In order to accommodate the observance of religious holidays, students should inform the instructor (by email, within the first two weeks of the term) of any such days which conflict with scheduled class activities.
Top Hat is our primary platform for in-class participation questions. It can be accessed via Canvas or via the Top Hat mobile app. Students will be added to the Top Hat section prior to Week 2.
Opportunities will be given later in the semester to make up missed participation questions.
If you are sick, we appreciate you isolating to prevent spreading illness. Contact me as soon as possible (and at least one hour in advance) to discuss accommodations such as remote participation. Note that this does not extend to elective travel or other personal conflicts.
Students are responsible for reading assigned materials as additional context for the lectures. Note that, for some readings, only a subset of the material (certain pages or sections) is assigned. Readings are provided below.
This schedule is subject to change.
Topics | Readings |
---|---|
Course intro |
Slides [AGG01] |
Value of privacy |
[M13], [S08], [S06], [C12], [B13] |
[AGG01] Anish Athalye, Jon Gjengset, and Jose Javier Gonzalez Ortiz, Version Control, The Missing Semester of Your CS Education, Jan 2020.
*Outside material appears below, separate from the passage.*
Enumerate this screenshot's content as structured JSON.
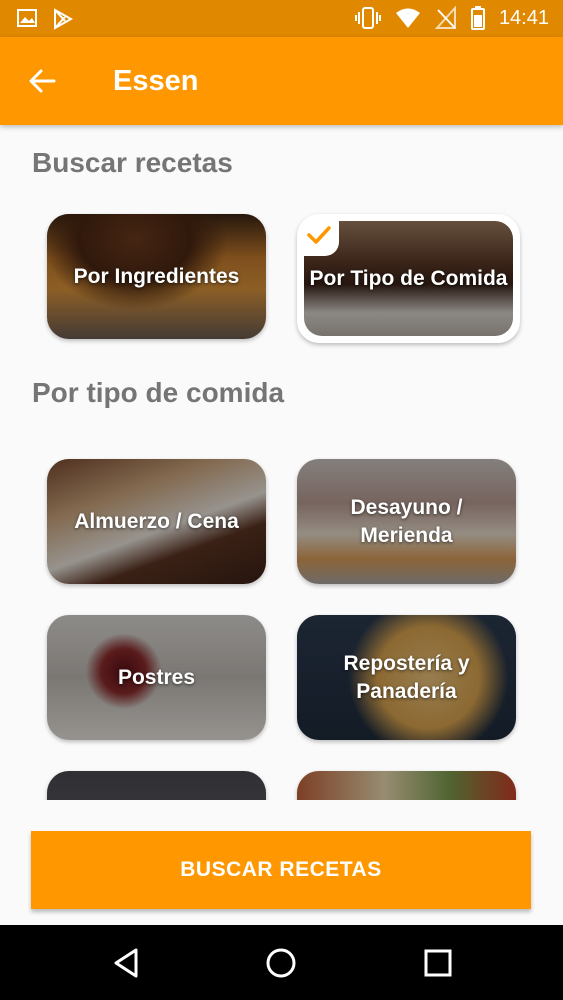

[B13] Katy Glenn Bass, Chilling Effects: NSA Surveillance Drives US Writers to Self-Censor, PEN American Center, Nov 2013.
[C12] Julie E. Cohen, What Privacy in For, Harvard Law Review, Sections I–III, Nov 2012.
[M13] Moxie Marlinspike, We Should All Have Something To Hide, Jun 2013.
[S06] Bruce Schneier, The Value of Privacy, Schneier on Security, May 2006.
[S08] Daniel J. Solove, “I’ve Got Nothing to Hide” and Other Misunderstandings of Privacy, San Diego Law Review, Feb 2008.
Expect 2 to 4 homeworks, each with a ~1-week deadline. Homework assignments will primarily be written, and may include structured journaling, analyzing readings, or applying lecture material to new scenarios. In your written submission, you will be responsible for discussing real-world privacy issues using our course topics and vocabulary as a critical lens.
Homework will be assigned and submitted via GitHub Classroom. Links will be provided via Canvas.
Expect 3 to 4 projects, each with a 2–3-week deadline. Each project will have programming and written components. In each project, you will be asked to investigate a open-ended privacy topic with a research mindset; that is, you’ll be writing code to help you answer specific questions of your own design. In a report, you will then describe your experiments and interpret the results, explaining what it teaches us about the topic and what is still unanswered. In your written submission, you will be responsible for demonstrating that you meaningfully engaged with the material and highlighting what you learned beyond our discussion in lecture.
Projects will be assigned and submitted via GitHub Classroom. Links will be provided via Canvas.
In lecture, we will discuss our goals for the course and collaboratively design an evaluation standard. Our full assessment matrix will be posted to Canvas.
Throughout the semester, you will write several reflections. The first will ask you to reflect on the goals we develop as a group and apply them by discussing your own individual goals. Later reflections will ask you to evaluate your performance, referring to your specific course goals, work you submitted, and feedback you received. You will be asked to grade your work in the course on the “letter grade” scale and support your suggested grade using concrete evidence from your portfolio of deliverables, alongside our assessment matrix. You will receive feedback on your preliminary reflections geared toward helping you continue to grow toward your course goals.
The Final Reflection will be the last submitted deliverable toward the end of the semester and will be used to assign a letter grade for your overall work in the course. The schedule for unreleased assignments is tentative; see Canvas for specific dates once assignments are released.